Press freedom a major concern in UN review of human rights in Malta

PEN International has highlighted concerns on four main areas related to press freedom ahead of the UN Universal Periodic Review (UPR) which will take place on 14 November.

The international organisation, in a coalition with a number of international organisations, highlighted four key areas: safety of journalists and the issue of impunity for violence and the killing of journalists; legislative restrictions on freedom of expression freedom of information and the lack of media pluralism.

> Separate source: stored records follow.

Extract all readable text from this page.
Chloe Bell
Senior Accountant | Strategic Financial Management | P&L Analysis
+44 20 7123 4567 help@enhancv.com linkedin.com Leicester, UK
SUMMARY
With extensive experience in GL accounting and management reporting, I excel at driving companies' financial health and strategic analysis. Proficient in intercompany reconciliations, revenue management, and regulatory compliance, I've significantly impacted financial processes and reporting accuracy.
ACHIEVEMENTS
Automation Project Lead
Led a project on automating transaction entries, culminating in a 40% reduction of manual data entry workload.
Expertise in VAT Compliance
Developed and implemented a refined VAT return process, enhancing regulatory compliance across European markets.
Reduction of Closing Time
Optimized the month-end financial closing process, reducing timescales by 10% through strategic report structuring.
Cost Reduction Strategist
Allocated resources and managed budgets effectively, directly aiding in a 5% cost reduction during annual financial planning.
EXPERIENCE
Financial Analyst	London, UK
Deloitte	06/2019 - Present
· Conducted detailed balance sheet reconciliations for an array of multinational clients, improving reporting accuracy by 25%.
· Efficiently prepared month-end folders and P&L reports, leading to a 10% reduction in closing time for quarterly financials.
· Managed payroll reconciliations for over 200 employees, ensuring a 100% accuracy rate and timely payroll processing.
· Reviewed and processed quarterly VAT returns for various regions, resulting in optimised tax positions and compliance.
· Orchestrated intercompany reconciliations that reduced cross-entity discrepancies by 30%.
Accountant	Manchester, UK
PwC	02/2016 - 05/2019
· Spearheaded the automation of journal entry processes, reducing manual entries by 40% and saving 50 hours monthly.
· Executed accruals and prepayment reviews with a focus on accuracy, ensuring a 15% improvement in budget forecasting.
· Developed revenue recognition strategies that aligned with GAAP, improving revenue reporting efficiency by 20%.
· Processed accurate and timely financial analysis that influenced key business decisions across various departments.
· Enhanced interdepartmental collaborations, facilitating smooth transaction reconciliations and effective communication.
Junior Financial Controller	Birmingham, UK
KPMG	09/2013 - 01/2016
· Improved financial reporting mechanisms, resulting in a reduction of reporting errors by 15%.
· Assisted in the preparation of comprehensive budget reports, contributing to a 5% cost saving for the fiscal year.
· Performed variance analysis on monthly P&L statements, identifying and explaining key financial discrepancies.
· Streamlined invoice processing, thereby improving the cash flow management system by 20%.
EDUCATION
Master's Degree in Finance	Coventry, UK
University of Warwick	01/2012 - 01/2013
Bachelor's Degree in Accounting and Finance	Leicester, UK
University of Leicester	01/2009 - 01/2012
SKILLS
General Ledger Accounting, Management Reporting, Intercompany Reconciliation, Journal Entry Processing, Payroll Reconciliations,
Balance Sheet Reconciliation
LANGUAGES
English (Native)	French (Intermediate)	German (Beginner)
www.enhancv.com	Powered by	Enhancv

“Since 2013, the climate for freedom of expression has deteriorated significantly in Malta, in particular in the lead up to and aftermath of the assassination of… Daphne Caruana Galizia on 16 October 2017. The threats and violence Caruana Galizia was subjected to in the course of her life and [in the] lead up to her assassination were tolerated with impunity by the Maltese authorities,” according to PEN International.

The submissions ahead of the UN review were made by ARTICLE 19, Reporters Without Borders (RSF), the International Press Institute (IPI) and the European Centre for Press and Media Freedom (ECPMF), as well as PEN International.

It focuses on Malta’s compliance with international human rights obligations with respect to freedom of expression (Article 19) and, in relation to the killing of journalists and the issue of impunity, the investigative duty under the right to life (Article 6) of the International Covenant on Civil and Political Rights (ICCPR) to which Malta is a State party.

“The tolerance of the authorities for this violence, and ultimately the assassination with impunity of such an important freedom of expression figure demonstrates key violations of freedom of expression in Malta since the last review and has profound implications for the right to freedom of expression of Malta as a whole,” according to the submission.

Malta experienced the sharpest drop in press freedom of all 180 countries covered by the 2018 Reporter Without Borders World Press Freedom Index. Malta also received the steepest score in The Economist’s Democracy Index.

PEN International stressed the need for a public inquiry, saying freedom of expression in Malta has deteriorated significantly in the lead up to and aftermath of Caruana Galizia’s assassination.

“With respect to her murder, the coalition urges UN member states to recommend that Malta establishes a public inquiry into the killing of journalist Daphne Caruana Galizia to probe whether her death could have been prevented and to learn lessons for the future,” the organisation said in a statement.

The government has so far done its best to avoid it, even telling the BBC that it was unnecessary.